I'm envisioning large, complicated VRML spaces.
> I don't see that happening-- if you Define 1,000 objects that means all
> 1,000 objects have to be read from disk and stored in memory. Unless
> you add a lazy-load feature and some kind of search-path to Use... at
> which point my complexity aesthetic kicks in and starts exploring
> other, simpler solutions (e.g. the PartFromFile { filename "stuff.iv"
> part RedMaterial } node).
Well, I don't understand this at all.
1) I would assume that how the defines are handled are an implementation
detail. If you folks want to do it one way, great. If we license your
code, we pay for your sins. Or we do it our own way. Whatever.

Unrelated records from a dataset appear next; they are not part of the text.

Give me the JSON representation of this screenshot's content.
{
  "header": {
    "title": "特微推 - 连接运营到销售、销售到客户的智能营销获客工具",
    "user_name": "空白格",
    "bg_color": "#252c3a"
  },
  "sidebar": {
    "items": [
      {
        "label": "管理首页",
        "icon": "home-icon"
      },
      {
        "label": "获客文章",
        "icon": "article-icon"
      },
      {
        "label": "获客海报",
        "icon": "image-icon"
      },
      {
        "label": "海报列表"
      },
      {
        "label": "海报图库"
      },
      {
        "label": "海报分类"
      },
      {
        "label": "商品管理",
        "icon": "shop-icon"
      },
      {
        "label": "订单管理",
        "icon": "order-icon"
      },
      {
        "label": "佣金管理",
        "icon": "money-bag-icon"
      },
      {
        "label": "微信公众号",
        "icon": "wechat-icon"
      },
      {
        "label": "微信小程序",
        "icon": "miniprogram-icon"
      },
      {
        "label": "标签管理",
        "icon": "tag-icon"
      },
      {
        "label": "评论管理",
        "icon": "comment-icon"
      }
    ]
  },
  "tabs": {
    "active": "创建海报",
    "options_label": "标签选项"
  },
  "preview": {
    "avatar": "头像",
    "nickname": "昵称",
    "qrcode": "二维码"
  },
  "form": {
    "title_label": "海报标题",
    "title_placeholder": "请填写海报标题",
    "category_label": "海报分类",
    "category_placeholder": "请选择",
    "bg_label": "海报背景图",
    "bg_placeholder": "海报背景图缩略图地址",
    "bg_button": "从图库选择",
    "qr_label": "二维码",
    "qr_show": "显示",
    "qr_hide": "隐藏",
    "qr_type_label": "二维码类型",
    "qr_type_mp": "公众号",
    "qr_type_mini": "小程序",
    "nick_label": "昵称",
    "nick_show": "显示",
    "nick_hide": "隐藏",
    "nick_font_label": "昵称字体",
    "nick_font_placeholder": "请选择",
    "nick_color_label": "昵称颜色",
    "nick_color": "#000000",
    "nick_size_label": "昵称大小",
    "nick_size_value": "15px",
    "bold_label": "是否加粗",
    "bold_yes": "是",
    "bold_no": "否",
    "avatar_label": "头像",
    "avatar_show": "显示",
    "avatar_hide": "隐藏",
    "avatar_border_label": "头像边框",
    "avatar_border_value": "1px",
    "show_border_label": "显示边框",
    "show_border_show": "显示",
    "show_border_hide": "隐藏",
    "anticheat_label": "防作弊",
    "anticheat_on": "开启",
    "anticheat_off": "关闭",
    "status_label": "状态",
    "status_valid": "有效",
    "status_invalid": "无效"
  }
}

2) I suddenly realize that the "partFromFile" idea is very UNIX-centric,
and stems from the lack of support for "persistant objects" in UNIX.
(and in DOS, and Windows, and NT, ans OS/2). However, some operating
systems don't have "files". Instead, they have "persistant objects"--
they are in memory when you need them, they are on disk when the power
is turned off. They are in a tape archive when someone hasn't touched
them for six months. The programmer doesn't really know, or care,
about where they are, or what they're doing, in the same way that we don't
care whether something is in a register, in the first-level cache, the
second-level cache, whatever. It's automagic. Parts of NeXT worked
something like that, and I am told that's how IBM's OS/400 works.
(On the OS/400, they may not even be on the machine you think it's on,
but maybe even some remote site -- "persistant distributed objects".)
So, I'll say -- get rid of those silly little files.